Astronomy and Astrophysics, volume 606A, 122-122 (2017/10-1)
Comparison of hydrostatic and dynamical masses of distant X-ray luminous galaxy clusters.
FOEX G., BOHRINGER H. and CHON G.
Abstract (from CDS):
Context. A robust determination of galaxy cluster mass is crucial to use them as cosmological probes, or to study the physics governing their formation and evolution. Applying various estimators on well-defined cluster samples is a mandatory step in characterising their respective systematics. Aims. Our main goal is to compare the results of three dynamical mass estimators to the X-ray hydrostatic values. Here we focus on massive galaxy clusters at intermediate redshifts z∼0.3. Methods. We estimated dynamical masses with the virial theorem, the Jeans equation, and the caustic method using wide-field VIMOS spectroscopy; the hydrostatic masses were obtained previously from XMM-Newton observations. We investigated the role of colour selection and the impact of substructures on the dynamical estimators. Results.
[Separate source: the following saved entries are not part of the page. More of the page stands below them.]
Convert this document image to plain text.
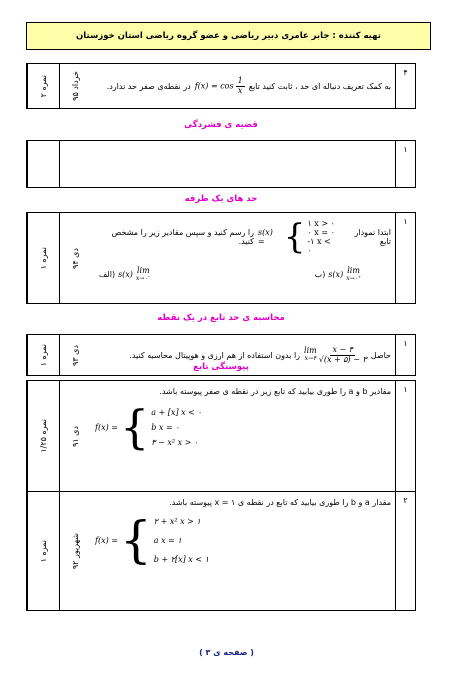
تهیه کننده : جابر عامری دبیر ریاضی و عضو گروه ریاضی استان خوزستان
۴
به کمک تعریف دنباله ای حد ، ثابت کنید تابع
$f(x) = \cos \frac{1}{x}$
در نقطه‌ی صفر حد ندارد.
خرداد ۹۵
۲ نمره
قضیه ی فشردگی
۱
حد های یک طرفه
۱
ابتدا نمودار تابع
s(x) = { ۱ x > ۰
۰ x = ۰
-۱ x < ۰
را رسم کنید و سپس مقادیر زیر را مشخص کنید.
lim
x→۰⁺
s(x)
(ب
lim
x→۰⁻
s(x)
(الف
دی ۹۴
۱ نمره
محاسبه ی حد تابع در یک نقطه
۱
حاصل
lim
x→۴ $\frac{x - ۴}{√(x + ۵) - ۳}$
را بدون استفاده از هم ارزی و هوپیتال محاسبه کنید.
دی ۹۳
۱ نمره
پیوستگی تابع
۱
مقادیر b و a را طوری بیابید که تابع زیر در نقطه ی صفر پیوسته باشد.
f(x) = { a + [x] x < ۰
b x = ۰
۳ − x² x > ۰
دی ۹۱
۱/۲۵ نمره
۲
مقدار a و b را طوری بیابید که تابع در نقطه ی ۱ = x پیوسته باشد.
f(x) = { ۲ + x² x > ۱
a x = ۱
b + ۲[x] x < ۱
شهریور ۹۲
۱ نمره
( صفحه ی ۳ )
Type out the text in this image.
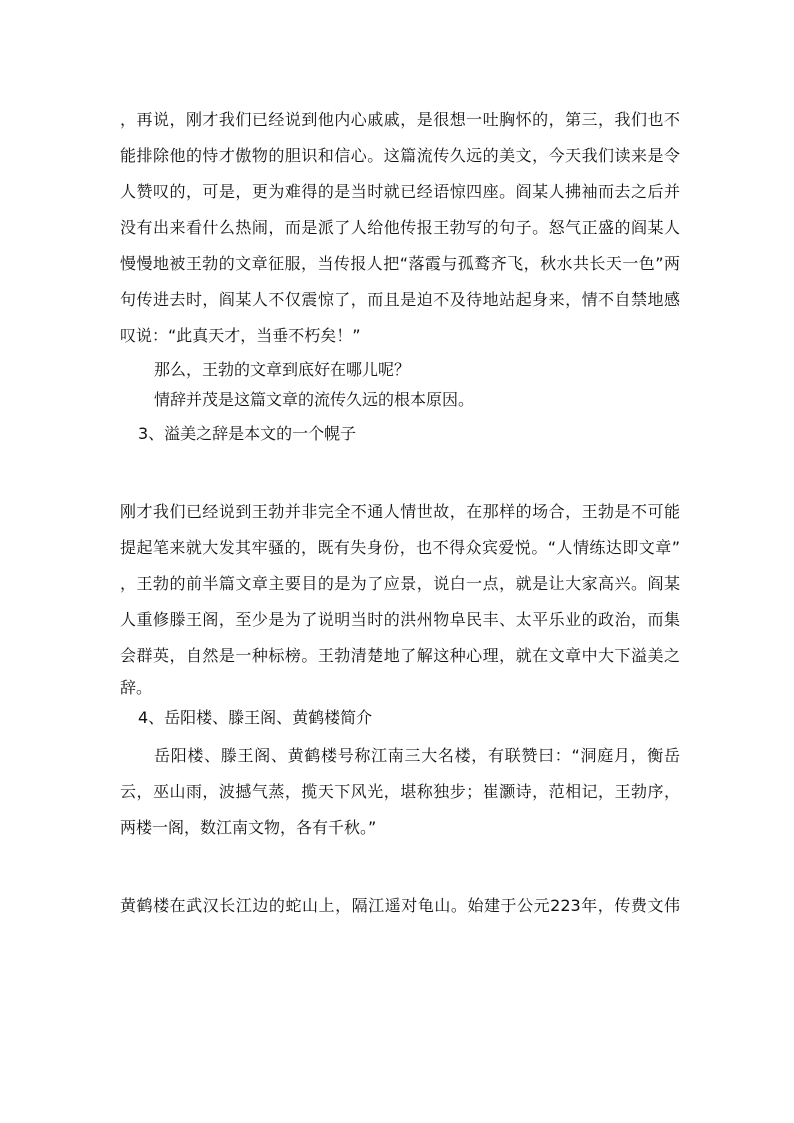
，再说，刚才我们已经说到他内心戚戚，是很想一吐胸怀的，第三，我们也不
能排除他的恃才傲物的胆识和信心。这篇流传久远的美文，今天我们读来是令
人赞叹的，可是，更为难得的是当时就已经语惊四座。阎某人拂袖而去之后并
没有出来看什么热闹，而是派了人给他传报王勃写的句子。怒气正盛的阎某人
慢慢地被王勃的文章征服，当传报人把“落霞与孤鹜齐飞，秋水共长天一色”两
句传进去时，阎某人不仅震惊了，而且是迫不及待地站起身来，情不自禁地感
叹说：“此真天才，当垂不朽矣！”
那么，王勃的文章到底好在哪儿呢？
情辞并茂是这篇文章的流传久远的根本原因。
3、溢美之辞是本文的一个幌子
刚才我们已经说到王勃并非完全不通人情世故，在那样的场合，王勃是不可能
提起笔来就大发其牢骚的，既有失身份，也不得众宾爱悦。“人情练达即文章”
，王勃的前半篇文章主要目的是为了应景，说白一点，就是让大家高兴。阎某
人重修滕王阁，至少是为了说明当时的洪州物阜民丰、太平乐业的政治，而集
会群英，自然是一种标榜。王勃清楚地了解这种心理，就在文章中大下溢美之
辞。
4、岳阳楼、滕王阁、黄鹤楼简介
岳阳楼、滕王阁、黄鹤楼号称江南三大名楼，有联赞曰：“洞庭月，衡岳
云，巫山雨，波撼气蒸，揽天下风光，堪称独步；崔灏诗，范相记，王勃序，
两楼一阁，数江南文物，各有千秋。”
黄鹤楼在武汉长江边的蛇山上，隔江遥对龟山。始建于公元223年，传费文伟
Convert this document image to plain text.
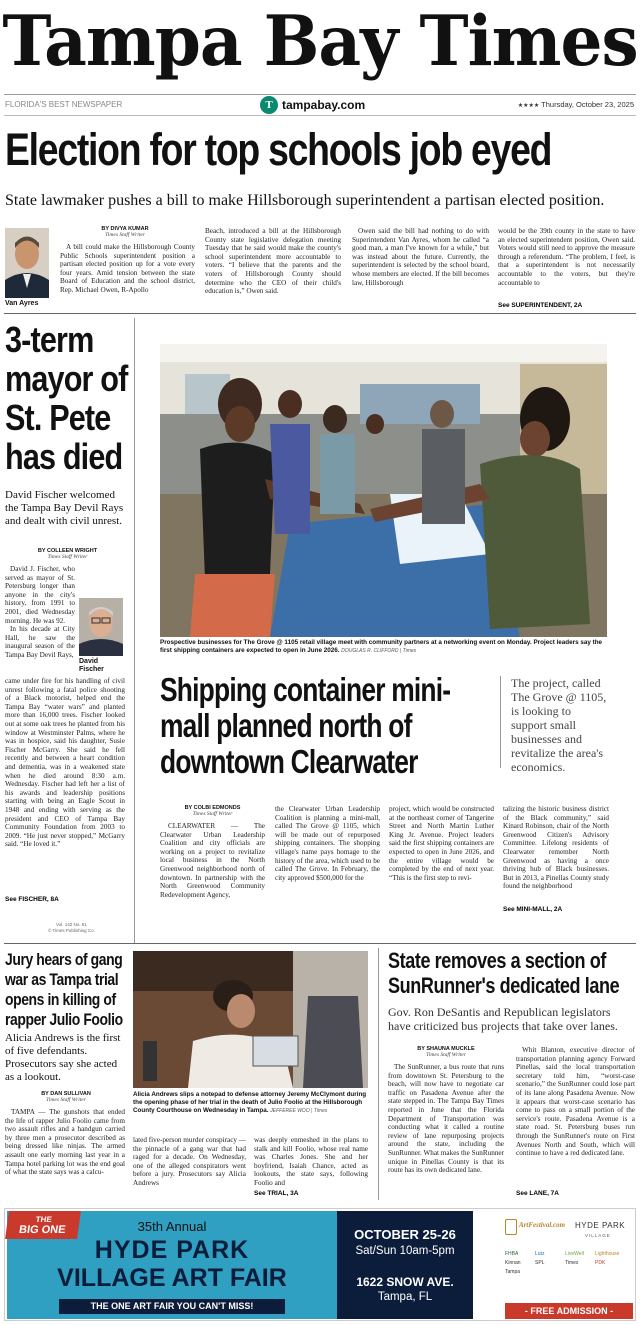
Tampa Bay Times
FLORIDA'S BEST NEWSPAPER	T tampabay.com	★★★★ Thursday, October 23, 2025
Election for top schools job eyed
State lawmaker pushes a bill to make Hillsborough superintendent a partisan elected position.
Van Ayres
BY DIVYA KUMAR
Times Staff Writer
A bill could make the Hillsborough County Public Schools superintendent position a partisan elected position up for a vote every four years. Amid tension between the state Board of Education and the school district, Rep. Michael Owen, R-Apollo
Beach, introduced a bill at the Hillsborough County state legislative delegation meeting Tuesday that he said would make the county's school superintendent more accountable to voters. “I believe that the parents and the voters of Hillsborough County should determine who the CEO of their child's education is,” Owen said.
Owen said the bill had nothing to do with Superintendent Van Ayres, whom he called “a good man, a man I've known for a while,” but was instead about the future. Currently, the superintendent is selected by the school board, whose members are elected. If the bill becomes law, Hillsborough
would be the 39th county in the state to have an elected superintendent position, Owen said. Voters would still need to approve the measure through a referendum. “The problem, I feel, is that a superintendent is not necessarily accountable to the voters, but they're accountable to
See SUPERINTENDENT, 2A
3-term mayor of St. Pete has died
David Fischer welcomed the Tampa Bay Devil Rays and dealt with civil unrest.
BY COLLEEN WRIGHT
Times Staff Writer
David J. Fischer, who served as mayor of St. Petersburg longer than anyone in the city's history, from 1991 to 2001, died Wednesday morning. He was 92.
In his decade at City Hall, he saw the inaugural season of the Tampa Bay Devil Rays,
David Fischer
came under fire for his handling of civil unrest following a fatal police shooting of a Black motorist, helped end the Tampa Bay “water wars” and planted more than 16,000 trees. Fischer looked out at some oak trees he planted from his window at Westminster Palms, where he was in hospice, said his daughter, Susie Fischer McGarry. She said he fell recently and between a heart condition and dementia, was in a weakened state when he died around 8:30 a.m. Wednesday. Fischer had left her a list of his awards and leadership positions starting with being an Eagle Scout in 1948 and ending with serving as the president and CEO of Tampa Bay Community Foundation from 2003 to 2009. “He just never stopped,” McGarry said. “He loved it.”
See FISCHER, 8A
Vol. 142 No. 61
© Times Publishing Co.
Prospective businesses for The Grove @ 1105 retail village meet with community partners at a networking event on Monday. Project leaders say the first shipping containers are expected to open in June 2026. DOUGLAS R. CLIFFORD | Times
Shipping container mini-mall planned north of downtown Clearwater
The project, called The Grove @ 1105, is looking to support small businesses and revitalize the area's economics.
BY COLBI EDMONDS
Times Staff Writer
CLEARWATER — The Clearwater Urban Leadership Coalition and city officials are working on a project to revitalize local business in the North Greenwood neighborhood north of downtown. In partnership with the North Greenwood Community Redevelopment Agency,
the Clearwater Urban Leadership Coalition is planning a mini-mall, called The Grove @ 1105, which will be made out of repurposed shipping containers. The shopping village's name pays homage to the history of the area, which used to be called The Grove. In February, the city approved $500,000 for the
project, which would be constructed at the northeast corner of Tangerine Street and North Martin Luther King Jr. Avenue. Project leaders said the first shipping containers are expected to open in June 2026, and the entire village would be completed by the end of next year. “This is the first step to revi-
talizing the historic business district of the Black community,” said Kinard Robinson, chair of the North Greenwood Citizen's Advisory Committee. Lifelong residents of Clearwater remember North Greenwood as having a once thriving hub of Black businesses. But in 2013, a Pinellas County study found the neighborhood
See MINI-MALL, 2A
Jury hears of gang war as Tampa trial opens in killing of rapper Julio Foolio
Alicia Andrews is the first of five defendants. Prosecutors say she acted as a lookout.
BY DAN SULLIVAN
Times Staff Writer
TAMPA — The gunshots that ended the life of rapper Julio Foolio came from two assault rifles and a handgun carried by three men a prosecutor described as being dressed like ninjas. The armed assault one early morning last year in a Tampa hotel parking lot was the end goal of what the state says was a calcu-
Alicia Andrews slips a notepad to defense attorney Jeremy McClymont during the opening phase of her trial in the death of Julio Foolio at the Hillsborough County Courthouse on Wednesday in Tampa. JEFFEREE WOO | Times
lated five-person murder conspiracy — the pinnacle of a gang war that had raged for a decade. On Wednesday, one of the alleged conspirators went before a jury. Prosecutors say Alicia Andrews
was deeply enmeshed in the plans to stalk and kill Foolio, whose real name was Charles Jones. She and her boyfriend, Isaiah Chance, acted as lookouts, the state says, following Foolio and
See TRIAL, 3A
State removes a section of SunRunner's dedicated lane
Gov. Ron DeSantis and Republican legislators have criticized bus projects that take over lanes.
BY SHAUNA MUCKLE
Times Staff Writer
The SunRunner, a bus route that runs from downtown St. Petersburg to the beach, will now have to negotiate car traffic on Pasadena Avenue after the state stepped in. The Tampa Bay Times reported in June that the Florida Department of Transportation was conducting what it called a routine review of lane repurposing projects around the state, including the SunRunner. What makes the SunRunner unique in Pinellas County is that its route has its own dedicated lane.
Whit Blanton, executive director of transportation planning agency Forward Pinellas, said the local transportation secretary told him, “worst-case scenario,” the SunRunner could lose part of its lane along Pasadena Avenue. Now it appears that worst-case scenario has come to pass on a small portion of the service's route. Pasadena Avenue is a state road. St. Petersburg buses run through the SunRunner's route on First Avenues North and South, which will continue to have a red dedicated lane.
See LANE, 7A
THE
BIG ONE	35th Annual
HYDE PARK
VILLAGE ART FAIR
THE ONE ART FAIR YOU CAN'T MISS!
OCTOBER 25-26
Sat/Sun 10am-5pm
1622 SNOW AVE.
Tampa, FL
ArtFestival.com HYDE PARK
VILLAGE
FHBA	Lutz	LiveWell	Lighthouse
Kinnan	SPL	Times	PDK
Tampa
- FREE ADMISSION -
The Jeans and caustic methods give consistent results, whereas the virial theorem leads to masses ∼15% larger. The Jeans, caustic, and virial masses are respectively ∼20%, ∼30%, and ∼50% larger than the hydrostatic values. Large scatters of ≥50% are mainly due to the two outliers RXC J0014 and RXC J1347; excluding the latter increases the mass ratios by ∼10%, giving a fractional mass bias significant at ≥2σ. We found a correlation between the dynamical-to-hydrostatic mass ratio and two substructure indicators, suggesting a bias in the dynamical measurements. The velocity dispersions of blue galaxies are ∼15% (∼25% after removing the substructures) larger than that of the red-sequence galaxies; using the latter leads to dynamical masses ∼10-15% smaller. Discarding the galaxies part of substructures reduces the masses by ∼15%; the effect is larger for the more massive clusters, owing to a higher level of substructures. After the substructure analysis, the dynamical masses are in perfect agreement with the hydrostatic values and the scatters around the mean ratios are divided by approximately two. The mass bias is no longer significant, even after excluding RXC J1347.